Despite high levels of congestion, investment in new road capacity has collapsed over the last twenty years.The bicycle as a solution to the ‘gridlock’ that forms the title of their book is just not on the Kwarteng and Dupont radar. Would these undeniable improvements to our urban areas have happened if private corporations were in control of our road network? Note: The simulated changes in gridlock are based on statistical estimates from a grouped logit model in which the level of gridlock is the dependent variable. There are several actions that could trigger this block including submitting a certain word or phrase, a SQL command or malformed data. Kwarteng and Dupont appreciate that the car can be a problem, both with regards to the environment, and congestion, but see its use as unavoidable, and also think that the problems involved with car journeys – pollution and traffic jams – will be sufficiently mitigated against by technological fixes of the kind described above.
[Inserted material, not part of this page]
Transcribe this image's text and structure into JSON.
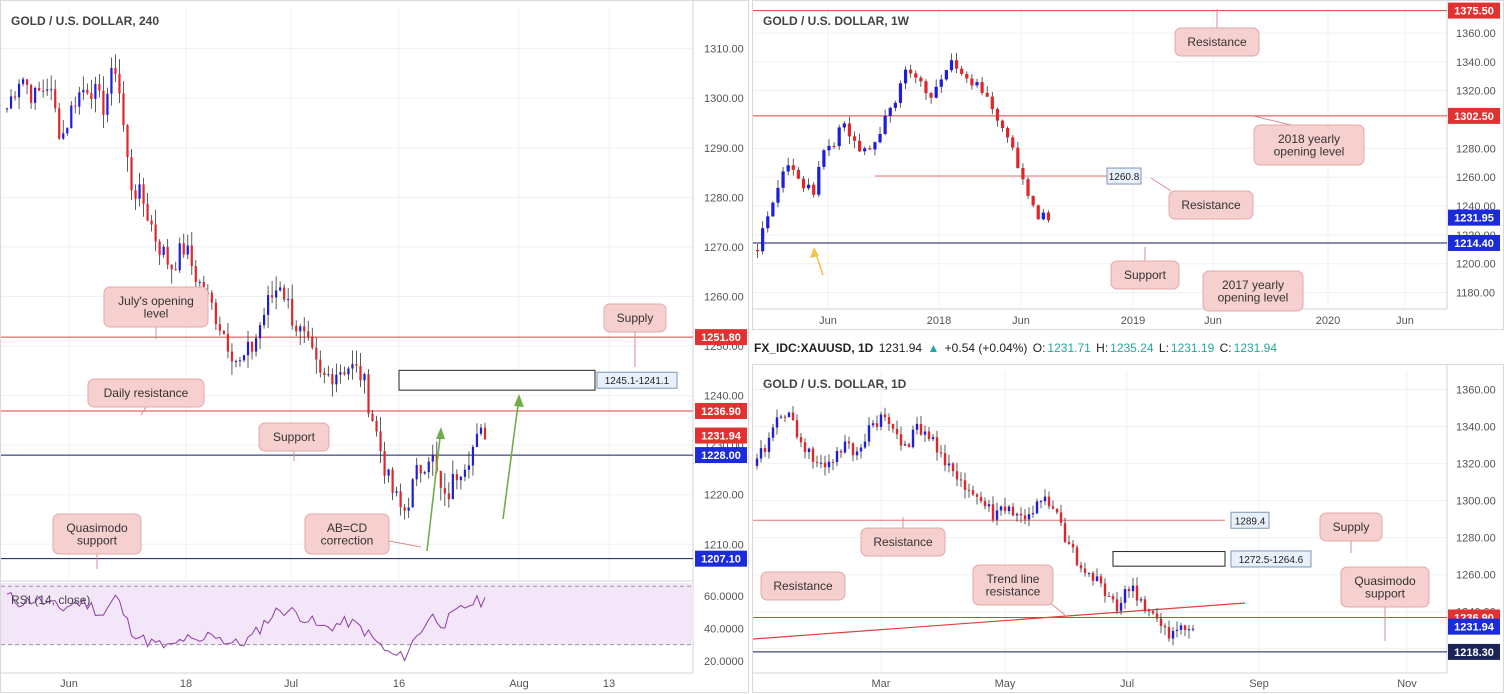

It is far more efficient to grow wine in naturally temperate climates and ship it across the world than to try and artificially replace an environment here. The Great Society Congress under Lyndon Johnson, for example, enacted landmark health care, environment, civil rights, transportation, and education statutes (to name a few).The main thesis – and one that informs the kinds of answers that Dupont and Kwarteng reach for – is that planning is bad for transport, and that, by contrast, the market is good. China has already constructed a motorway network ten times the size of the UK’s, and the UK has a shorter road length per person than any other major country. The idea that government plans on road-building have been ‘static’ is a little odd, because the entire post-war history of state road-building – at least until the 1990s, if not until the present day – involved building or expanding roads precisely where the demand existed, indeed even where it hadn’t fully emerged. I bought this book hoping for an informed look at our transportation system and a proposal for a sustainable future.

When Kwarteng and Dupont have their feet back on planet Earth, they are firmly convinced of the needs for more roads.

Economies of scale do, of course, make sense, but that should not be generalized into an argument that products should be sourced from further and further away. Even a bicycle’, indeed – and not just any bike, but a good old-fashioned, Boris bike, apparently the only type of bike that exists for the authors, for whom the idea that someone might actually already own a bike of their own is seemingly inconceivable.

The idea that somehow switching the construction of roads to private contractors, with much greater freedom to lay down tarmac wherever they feel like it, is the solution to our transport problems is thus rather absurd. By contrast, since 1945, Britain’s transport provision has gone from bad to worse, a period that began with ‘the Planners’ rising to prominence.Our transport systems have been fossilised in rigid government plans, their future expansion decided on the predicted demand thirty years in the future.